Он забрался снова на свою лежанку и достал из-под старой засаленной подушки кусок сушеной рыбы. Устроившись и уставясь в потолок, начал жевать.
— Не знаю, предупреждала ли тебя старуха, — сказал он, — но будет худо.
Он взглянул, слушает ли она. Лицо его неожиданно расслабилось в улыбке, черные раскосые глаза совсем скрылись в темных морщинках кожи.
— Я бы тебе сказал, но ты уж слишком далеко зашла, чтобы слушать предупреждения. Я по запаху чую, чем ты занималась всю ночь с гуссуками.
Она не понимала, зачем они явились. Ведь их деревушка совсем маленькая и так далеко вверх по реке, что даже не все эскимосы после школы хотят сюда вернуться. Остаются внизу, в городе, говорят, что в деревне слишком тихая жизнь. Они привыкли к городу, где интернат, где электричество и водопровод. За годы учебы в школе они позабыли, как надо ставить сети и где осенью ловить тюленей. Когда она спросила старика, зачем гуссукам понадобилось приходить к ним в деревню, его узкие глазки вспыхнули от волнения.

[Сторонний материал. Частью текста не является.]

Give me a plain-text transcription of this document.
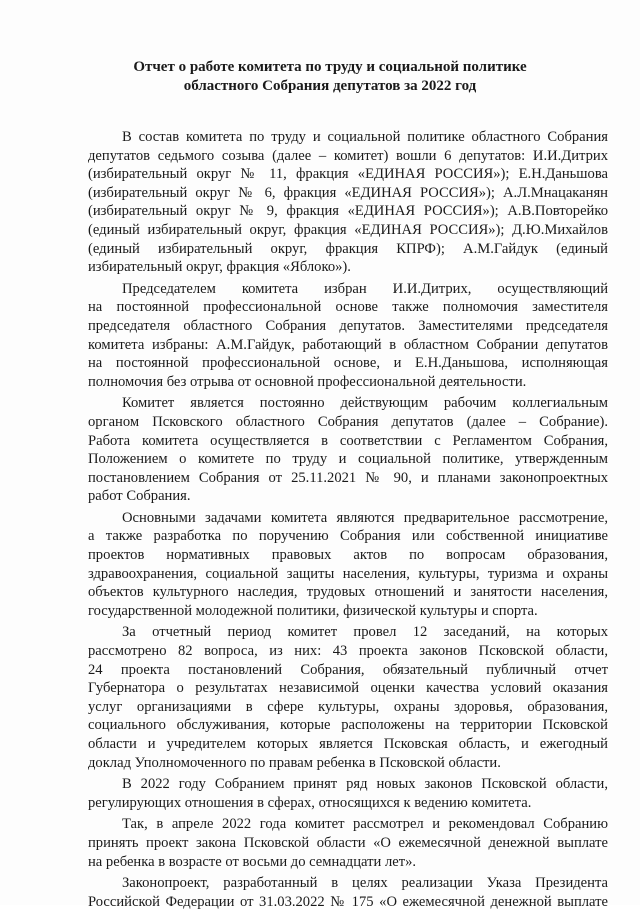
Отчет о работе комитета по труду и социальной политике
областного Собрания депутатов за 2022 год
В состав комитета по труду и социальной политике областного Собрания
депутатов седьмого созыва (далее – комитет) вошли 6 депутатов: И.И.Дитрих
(избирательный округ № 11, фракция «ЕДИНАЯ РОССИЯ»); Е.Н.Даньшова
(избирательный округ № 6, фракция «ЕДИНАЯ РОССИЯ»); А.Л.Мнацаканян
(избирательный округ № 9, фракция «ЕДИНАЯ РОССИЯ»); А.В.Повторейко
(единый избирательный округ, фракция «ЕДИНАЯ РОССИЯ»); Д.Ю.Михайлов
(единый избирательный округ, фракция КПРФ); А.М.Гайдук (единый
избирательный округ, фракция «Яблоко»).
Председателем комитета избран И.И.Дитрих, осуществляющий
на постоянной профессиональной основе также полномочия заместителя
председателя областного Собрания депутатов. Заместителями председателя
комитета избраны: А.М.Гайдук, работающий в областном Собрании депутатов
на постоянной профессиональной основе, и Е.Н.Даньшова, исполняющая
полномочия без отрыва от основной профессиональной деятельности.
Комитет является постоянно действующим рабочим коллегиальным
органом Псковского областного Собрания депутатов (далее – Собрание).
Работа комитета осуществляется в соответствии с Регламентом Собрания,
Положением о комитете по труду и социальной политике, утвержденным
постановлением Собрания от 25.11.2021 № 90, и планами законопроектных
работ Собрания.
Основными задачами комитета являются предварительное рассмотрение,
а также разработка по поручению Собрания или собственной инициативе
проектов нормативных правовых актов по вопросам образования,
здравоохранения, социальной защиты населения, культуры, туризма и охраны
объектов культурного наследия, трудовых отношений и занятости населения,
государственной молодежной политики, физической культуры и спорта.
За отчетный период комитет провел 12 заседаний, на которых
рассмотрено 82 вопроса, из них: 43 проекта законов Псковской области,
24 проекта постановлений Собрания, обязательный публичный отчет
Губернатора о результатах независимой оценки качества условий оказания
услуг организациями в сфере культуры, охраны здоровья, образования,
социального обслуживания, которые расположены на территории Псковской
области и учредителем которых является Псковская область, и ежегодный
доклад Уполномоченного по правам ребенка в Псковской области.
В 2022 году Собранием принят ряд новых законов Псковской области,
регулирующих отношения в сферах, относящихся к ведению комитета.
Так, в апреле 2022 года комитет рассмотрел и рекомендовал Собранию
принять проект закона Псковской области «О ежемесячной денежной выплате
на ребенка в возрасте от восьми до семнадцати лет».
Законопроект, разработанный в целях реализации Указа Президента
Российской Федерации от 31.03.2022 № 175 «О ежемесячной денежной выплате
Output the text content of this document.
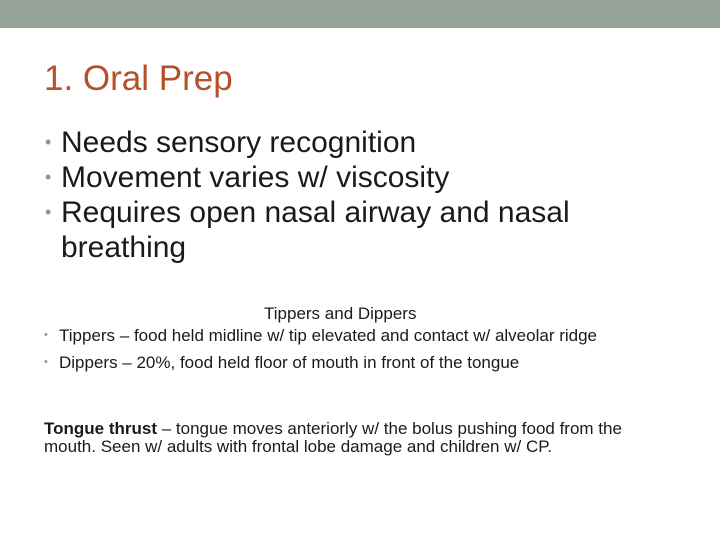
1. Oral Prep
• Needs sensory recognition
• Movement varies w/ viscosity
• Requires open nasal airway and nasal breathing

Tippers and Dippers

• Tippers – food held midline w/ tip elevated and contact w/ alveolar ridge
• Dippers – 20%, food held floor of mouth in front of the tongue

Tongue thrust – tongue moves anteriorly w/ the bolus pushing food from the mouth. Seen w/ adults with frontal lobe damage and children w/ CP.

— Они приходят только тогда, когда есть что украсть. Пушнину добывать теперь трудно, тюленей и рыбу сыскать тоже нелегко. Вот они теперь охотятся в земле за нефтью. Но уж это последнее. — Он прерывисто задышал, руками указывая на небо. — Приближается! И когда это наступит, лед удушит небо.
Широко раскрытыми глазами, не моргая, он долго взирал на низкие балки потолка. Она это очень хорошо запомнила, потому что с того дня старик принялся за свой последний сказ. Начал он с огромного медведя, описывая всё его мощное тело от желто-белых когтей до завитков на макушке тяжелого черепа. Старик не спал восемь дней, все рассказывая и рассказывая про гигантского медведя цвета бледно-голубого льда.